DEPENDENCE VS INTERDEPENDENCE
Some schools of thought argue that aid or charity is a problem. These schools of thought hold the view that aid not only disempowers people but turns them into lifelong beggars. Their beration attempts to assert that individuals can completely survive without any help or interdependence in general. At CCOPID, we choose to differ. We hold the view that aid or charity is one of the different ways of interdependence, and that aid is given for transformation notstagnation. Stagnation is an outcome of poorly managed aid. Well managed aid always has the potential to generate positive results. We strive to manage, very well, every penny received for the benefit and positive transformation of the selected less advantaged children, youth, and households in our communities of operation.
CYCLE OF CHANGE
Our change cycle comprises of three models, applied in sequence on a transition timeline of 7 years. These models are: the CHARITY MODEL (1st -03rd project year), the COST-SHARING MODEL (4th – 6th project year), and the SOCIAL ENTERPRISE MODEL (7th project year on wards). Each model is explained herein below:
1. The Charity Model: This model not only broadly alludes to the fact that there will always be people in need of help but also underpins the argument that at one time each of us was in need and received aid/assistance/help. In otherwords, this model simply encourages people to help those in need. On that backdrop, CCOPID applies the charity model in the first 3 years of every intervention or project. This means that 100% of resources required for any project in the first 3 years are secured through donations or grants. These resources help in building critical capacity to base on to progressively transition to the cost-sharing model. Starting off with the charity model is not a problem, but failing to transition from it is.
2) The Cost Sharing Model: This model involves more than one party contributing towards the costs of implementing a particular project or intervention. In this case, by the end of the 3rd year of every project, persons/communities targeted would have partially developed capacity tostart contributing to project costs at the beginning of the 4th year of the project. Project costs in first 3 years shall be covered solely using resources secured through donations and grants.

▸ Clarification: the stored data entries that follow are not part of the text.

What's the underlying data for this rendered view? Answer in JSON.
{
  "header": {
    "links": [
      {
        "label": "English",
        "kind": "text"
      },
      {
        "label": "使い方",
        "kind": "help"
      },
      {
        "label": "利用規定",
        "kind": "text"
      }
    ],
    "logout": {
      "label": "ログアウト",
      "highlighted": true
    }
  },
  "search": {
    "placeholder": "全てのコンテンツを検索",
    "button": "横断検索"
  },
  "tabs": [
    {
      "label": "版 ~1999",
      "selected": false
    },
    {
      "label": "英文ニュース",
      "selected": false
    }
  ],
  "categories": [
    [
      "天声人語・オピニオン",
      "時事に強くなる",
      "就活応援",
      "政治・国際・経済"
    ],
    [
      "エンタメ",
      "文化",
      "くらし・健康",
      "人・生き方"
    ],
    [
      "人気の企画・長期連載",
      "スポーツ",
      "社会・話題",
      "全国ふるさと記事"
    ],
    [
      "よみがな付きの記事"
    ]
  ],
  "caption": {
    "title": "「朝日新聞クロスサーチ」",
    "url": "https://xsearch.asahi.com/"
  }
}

3) The Social Enterprise Model: By the end of the 6th year of every project/intervention, every project beneficiary would have developed full capacity to cover their costs without recourse to assistance in the form of scholarships, tools and equipment, healthcare, among others. This means that at the beginning of the 7th year of every project, all beneficiaries of a particular project are expected to fully cover costs associated to the service they are getting. Forexample those undergoing mainstream education shall be expected to pays fees. Any proceeds made will be ploughed back into the organisation as locally generated resources essential to keep enrolling new beneficiaries. In this way, the interventions/projects will be self-sustaining.
Our Approach
CAEVA Tenets for Development
To consider any of our interventions very successful, by the end of its implementation, it must have culminated into Human Development, Community Development, and Sustainable Development;
Human Development is underpinned by building capabilities of individuals through education, health improvement, income generation, among others, to overcome poverty, inequality, hunger, and other obstacles that individually hold people back from realising their full potential. Human Development allows individuals to lead a long and healthy life, to be educated, and to enjoy a decent standard of living.
Community Development, a process where individuals from the same locality come together to act on what’s important to them. Human development comes first before community development, in the sense that, individuals whose capabilities are build ably participate in community development as leaders, owners, beneficiaries, and sustainers of community development outcomes from an informed (skills/ knowledge) point of view.
Sustainable Development is development that meets the needs of the present, without compromising ability of future generations to meet their own needs. Knowledge and skilfulness is essential to build forward individually and through community development, while maintaining that delicate balance that addresses present needs, without compromising ability of future generations to meet their own needs.